Twisty frowns, "So it was around 1754, 1755, 1756, or something, what happened?"
Weener-man shrugs, "My ancient ancestor had come out here on a scouting expedition for somebody from Virginia, and looked over the area and made the first notes and maps of it."
"In the Seventeenth Century," Twisty agrees, "Then what happened to your ancestor the Scout?"
Weenerman shrugs "He was captured."
"Captured " Twisty wrinkels her brows, "Some Scout, by who, Native Americans?"
Weenerman grins a little, "Actually, my ancestor was freed by the aboriginal inhabitants of this area."
"And so," twisty is flustered, "Who did the Indians free your ancient ancestor, the Scout, from, sometime in the 1750’s."
"French Fur Trappers," Weenerman says with a smile.
"French Fur Trappers?" Twisty is surprised.
"It seems the French Fur Trappers knew they had a good gig going on here, and didn’t want word getting out," HM WeenerMan tells Twisty.
Twisty tries to make sense of it, "And so your ancestor, the Scout, was held captive by French Fur Trappers back in the 1700’s until he was rescued by friendly Indians back in the 1700’s."
The Weenerman grimaces and is at a loss for words.
"Actually, he wasn’t rescued, he was more like traded for," I step in with my recollection of the history, "And the Indians were somewhat friendly, but more like embarassed, like they had gotten the short end of the deal."
Now Ernie speaks up, "Wasn’t the trade like, two hatchets, a used fry-pan, and seventeen squirrel hides?"
"The Indians had to be friendly then," Twisty totals, "Two hatchets, a fry-pan, and seventeeen squirrel hides would have been a considerable ransom out here."
There is a moment of silence between Ernie, WeenerMan and me.
"What?" Twisty asks, "That’s how it happened, isn’t it?"
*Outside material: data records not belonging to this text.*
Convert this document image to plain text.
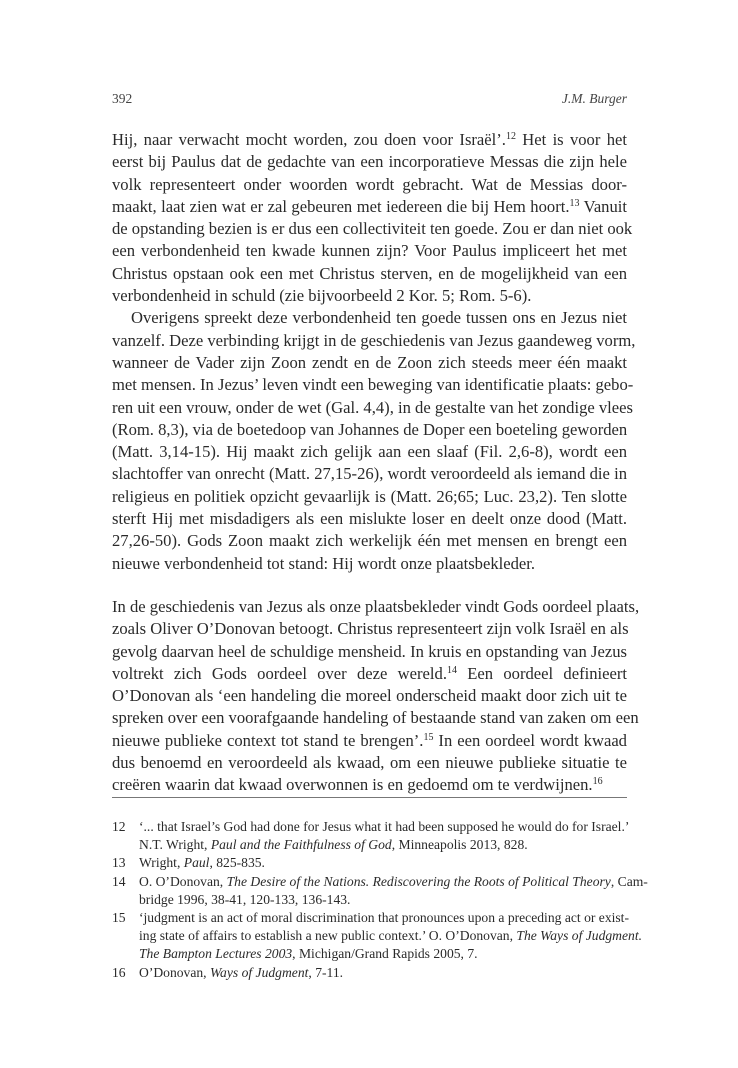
392	J.M. Burger
Hij, naar verwacht mocht worden, zou doen voor Israël’.$^{12}$ Het is voor het
eerst bij Paulus dat de gedachte van een incorporatieve Messas die zijn hele
volk representeert onder woorden wordt gebracht. Wat de Messias door-
maakt, laat zien wat er zal gebeuren met iedereen die bij Hem hoort.$^{13}$ Vanuit
de opstanding bezien is er dus een collectiviteit ten goede. Zou er dan niet ook
een verbondenheid ten kwade kunnen zijn? Voor Paulus impliceert het met
Christus opstaan ook een met Christus sterven, en de mogelijkheid van een
verbondenheid in schuld (zie bijvoorbeeld 2 Kor. 5; Rom. 5-6).
Overigens spreekt deze verbondenheid ten goede tussen ons en Jezus niet
vanzelf. Deze verbinding krijgt in de geschiedenis van Jezus gaandeweg vorm,
wanneer de Vader zijn Zoon zendt en de Zoon zich steeds meer één maakt
met mensen. In Jezus’ leven vindt een beweging van identificatie plaats: gebo-
ren uit een vrouw, onder de wet (Gal. 4,4), in de gestalte van het zondige vlees
(Rom. 8,3), via de boetedoop van Johannes de Doper een boeteling geworden
(Matt. 3,14-15). Hij maakt zich gelijk aan een slaaf (Fil. 2,6-8), wordt een
slachtoffer van onrecht (Matt. 27,15-26), wordt veroordeeld als iemand die in
religieus en politiek opzicht gevaarlijk is (Matt. 26;65; Luc. 23,2). Ten slotte
sterft Hij met misdadigers als een mislukte loser en deelt onze dood (Matt.
27,26-50). Gods Zoon maakt zich werkelijk één met mensen en brengt een
nieuwe verbondenheid tot stand: Hij wordt onze plaatsbekleder.
In de geschiedenis van Jezus als onze plaatsbekleder vindt Gods oordeel plaats,
zoals Oliver O’Donovan betoogt. Christus representeert zijn volk Israël en als
gevolg daarvan heel de schuldige mensheid. In kruis en opstanding van Jezus
voltrekt zich Gods oordeel over deze wereld.$^{14}$ Een oordeel definieert
O’Donovan als ‘een handeling die moreel onderscheid maakt door zich uit te
spreken over een voorafgaande handeling of bestaande stand van zaken om een
nieuwe publieke context tot stand te brengen’.$^{15}$ In een oordeel wordt kwaad
dus benoemd en veroordeeld als kwaad, om een nieuwe publieke situatie te
creëren waarin dat kwaad overwonnen is en gedoemd om te verdwijnen.$^{16}$
12 ‘... that Israel’s God had done for Jesus what it had been supposed he would do for Israel.’
N.T. Wright, Paul and the Faithfulness of God, Minneapolis 2013, 828.
13 Wright, Paul, 825-835.
14 O. O’Donovan, The Desire of the Nations. Rediscovering the Roots of Political Theory, Cam-
bridge 1996, 38-41, 120-133, 136-143.
15 ‘judgment is an act of moral discrimination that pronounces upon a preceding act or exist-
ing state of affairs to establish a new public context.’ O. O’Donovan, The Ways of Judgment.
The Bampton Lectures 2003, Michigan/Grand Rapids 2005, 7.
16 O’Donovan, Ways of Judgment, 7-11.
"Not exactly that way," Ernie recounts.
"It was more like the French Fur Trappers gave the Indians two hatchets, a used frying pan, and seventeen squirrel hides to take the Weener-man’s ancestor off thier hands," I explain.
"What?" Twistine is astonished.
Weenerman grins a bit, "After a long week of trapping, the French Trappers liked to spend their evenings doing a sing-a-long, and between my ancient ancestor’s vocalizations, and a couple meals of his famous Flappe Jacques Flambeau, they were more than happy to fnd somebody who would take them off their hands."
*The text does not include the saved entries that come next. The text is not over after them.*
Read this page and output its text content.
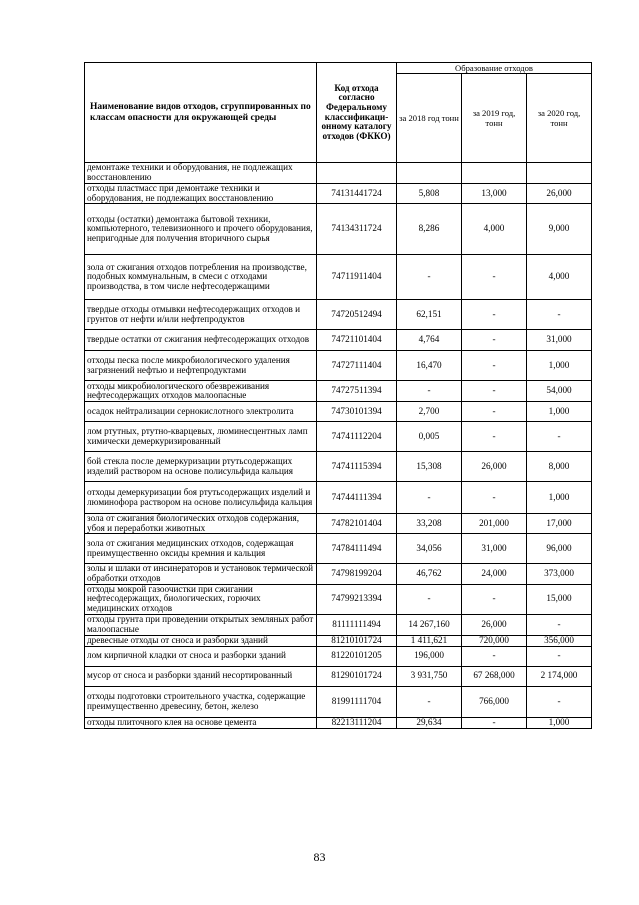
Наименование видов отходов, сгруппированных по классам опасности для окружающей среды	Код отхода согласно Федеральному классификаци-онному каталогу отходов (ФККО)	Образование отходов		
		за 2018 год тонн	за 2019 год, тонн	за 2020 год, тонн
демонтаже техники и оборудования, не подлежащих восстановлению				
отходы пластмасс при демонтаже техники и оборудования, не подлежащих восстановлению	74131441724	5,808	13,000	26,000
отходы (остатки) демонтажа бытовой техники, компьютерного, телевизионного и прочего оборудования, непригодные для получения вторичного сырья	74134311724	8,286	4,000	9,000
зола от сжигания отходов потребления на производстве, подобных коммунальным, в смеси с отходами производства, в том числе нефтесодержащими	74711911404	-	-	4,000
твердые отходы отмывки нефтесодержащих отходов и грунтов от нефти и/или нефтепродуктов	74720512494	62,151	-	-
твердые остатки от сжигания нефтесодержащих отходов	74721101404	4,764	-	31,000
отходы песка после микробиологического удаления загрязнений нефтью и нефтепродуктами	74727111404	16,470	-	1,000
отходы микробиологического обезвреживания нефтесодержащих отходов малоопасные	74727511394	-	-	54,000
осадок нейтрализации сернокислотного электролита	74730101394	2,700	-	1,000
лом ртутных, ртутно-кварцевых, люминесцентных ламп химически демеркуризированный	74741112204	0,005	-	-
бой стекла после демеркуризации ртутьсодержащих изделий раствором на основе полисульфида кальция	74741115394	15,308	26,000	8,000
отходы демеркуризации боя ртутьсодержащих изделий и люминофора раствором на основе полисульфида кальция	74744111394	-	-	1,000
зола от сжигания биологических отходов содержания, убоя и переработки животных	74782101404	33,208	201,000	17,000
зола от сжигания медицинских отходов, содержащая преимущественно оксиды кремния и кальция	74784111494	34,056	31,000	96,000
золы и шлаки от инсинераторов и установок термической обработки отходов	74798199204	46,762	24,000	373,000
отходы мокрой газоочистки при сжигании нефтесодержащих, биологических, горючих медицинских отходов	74799213394	-	-	15,000
отходы грунта при проведении открытых земляных работ малоопасные	81111111494	14 267,160	26,000	-
древесные отходы от сноса и разборки зданий	81210101724	1 411,621	720,000	356,000
лом кирпичной кладки от сноса и разборки зданий	81220101205	196,000	-	-
мусор от сноса и разборки зданий несортированный	81290101724	3 931,750	67 268,000	2 174,000
отходы подготовки строительного участка, содержащие преимущественно древесину, бетон, железо	81991111704	-	766,000	-
отходы плиточного клея на основе цемента	82213111204	29,634	-	1,000
83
"And so the Native Americans got all that ransom for your ancestor, the Scout?" Twistine is still trying to get her bearings.
I try to fill her in, "And after a couple meals of Flappe Jaques Flambeau a la CornBread, the Native Americans had sense enough to escort the Scout back to where he could reach the Colonies safely."
"They had to be friendly," Twisty decides, "If they remained peaceful after two meals of CornBread de Flambeau."
"One of their desendants told me," Ernie speaks up.
"You mean from that village down in the next county?" Twisty makes connection, "The one they bought after selling his ancestor," she nods my way, "The crossing through the Too Much where the Water-Bridge is now."
"Yep, they’re the ones," Ernie grins, "Paid Too Much for it."
"And so what happened?" Twisty asks.
"After their second meal of CornBread Flambeau, the resident tribe didn’t feel much like doing much else but lay around and hold onto their stomachs for a couple days, and after a quick-council, decided that the best thing for everybody was to take the Weener-man’s Scout ancestor back to where he’d come from as quick as possible, no questions asked."
"Necessity is the parent of diplomacy," Twisty decides for herself.
"Diplomacy? Heck no," Ernie puts in, "The tribe didn’t want it to get out that they had accepted two hatchets, a fry-pan, and seventeen squirrel hides to take in the inventor of CornBread Flambeau. Every two years they hold a feast of cornbread flambeau to commemorate the event."
"That’s the one where the Weenerman is the Guest of Honor," Twisty thumbs Weener-man’s general direction.
"More like the Celebrity Chef," I add.
"Celebrity Chef?" Twisty is baffles.
Weenerman wrinkles his brow, "They say I am still able to put an authentic taste into the CornBread Flambeau."